Wortmutation: Ob ich noch viel mehr abnehme,  weiß ich nicht. Ich habe jetzt noch 1,5 Kilo runter - und nun fängt es an wie damals, als ich mal kurzfristig auf 63 Kilo runter war. Meine Wangen fallen langsam ein. Ich finde ja, das sieht zwar nicht mehr schön aus – aber irgendwie verrucht und nach Vampir. Außerdem hätten die Leute hier in Reinbek endlich neuen Gesprächsstoff  bezüglich meiner Person. Haben Sie den Herrn Pahlke gesehen, wie der jetzt aussieht? Einfach furchtbar.  Der hat doch bestimmt AIDS?!  

Konkalit, 3 August 2010

Willenskraft dies ist das Schlüsselwort. Hast du erstmal den inneren Schweinehund überwunden und bist 3-10 x gelaufen (oder hast eine andere dir genau genommen zuwidere Handlung vollzogen) so lernst du diese zu schätzen und irgendwann geht sie dir in Fleisch und Blut über und wird zur Routine. Insofern: Glückwunsch zu soviel Willenskraft!

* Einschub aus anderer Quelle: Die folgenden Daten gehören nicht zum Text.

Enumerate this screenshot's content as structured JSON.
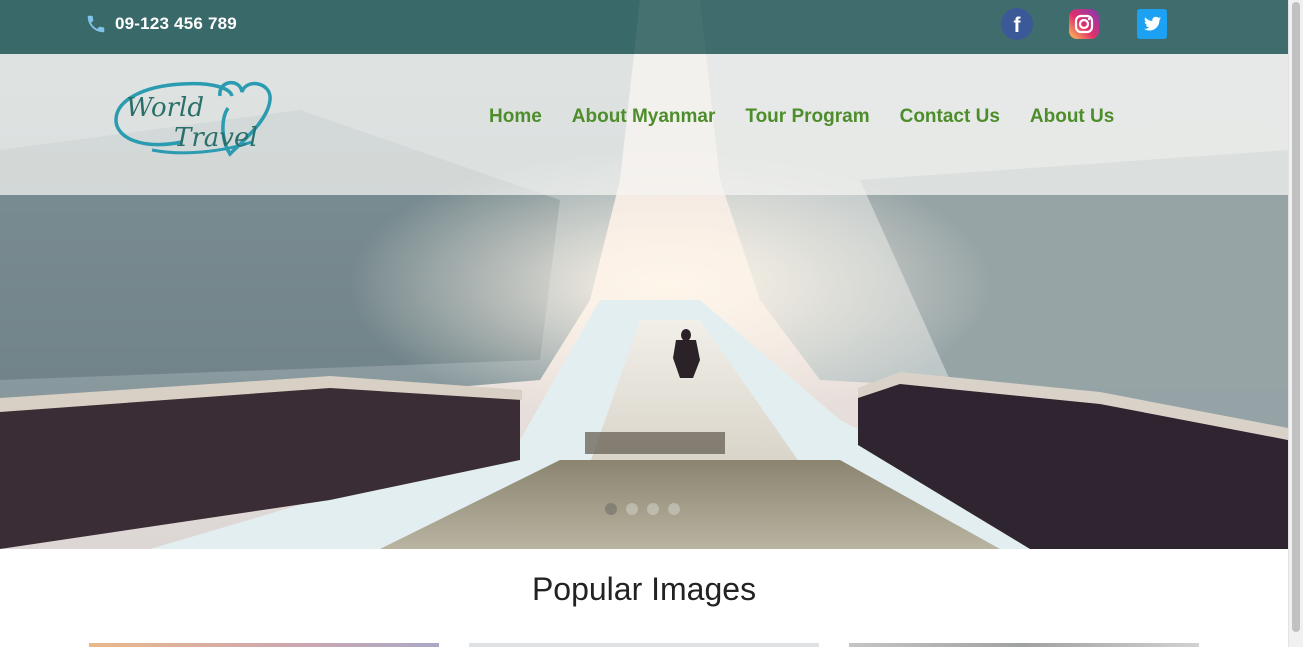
{
  "topbar": {
    "phone": "09-123 456 789",
    "phone_icon": "phone-icon",
    "social": [
      {
        "name": "facebook",
        "icon": "facebook-icon",
        "glyph": "f"
      },
      {
        "name": "instagram",
        "icon": "instagram-icon"
      },
      {
        "name": "twitter",
        "icon": "twitter-icon"
      }
    ]
  },
  "logo": {
    "line1": "World",
    "line2": "Travel"
  },
  "nav": {
    "items": [
      {
        "label": "Home"
      },
      {
        "label": "About Myanmar"
      },
      {
        "label": "Tour Program"
      },
      {
        "label": "Contact Us"
      },
      {
        "label": "About Us"
      }
    ]
  },
  "slider": {
    "slide_count": 4,
    "active_index": 0
  },
  "popular": {
    "title": "Popular Images",
    "thumbnail_count": 3
  },
  "colors": {
    "topbar": "#225858",
    "nav_link": "#4e8d2b",
    "logo": "#2a9bb0",
    "facebook": "#3b5998",
    "twitter": "#1da1f2"
  }
}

Wortmutation: Meine persönliche Erfahrungen und Beobachtungen sind die, dass es wirklich sehr sehr lange dauert, bis sich tatsächlich so etwas wie eine Art Automatismus einstellt. Und auch dieser machte das Laufen für mich bis heute nicht zum Selbstgänger. Der innere Schweinehund stirbt niemals ganz, so zumindest meine Erfahrung.  Und ich kenne viele, die das Joggen  nach Wochen, Monaten oder Jahren aufgegeben haben. Was mir aber immer häufiger passiert – und das ist wundervoll – dass ich, während ich laufe – mir für kurze Zeit dabei irgendwie zusehen kann – und ich dann überhaupt nicht mehr spüre, dass ich Kraft aufwenden muss. Ich werde in solchen Phasen (die inzwischen auch schon mal eine halbe Stunde andauern können) oft übermütig und drehe dann voll auf, weil ich keinerlei körperliche Last spüre – sondern mir einfach beim Laufen „zusehe“.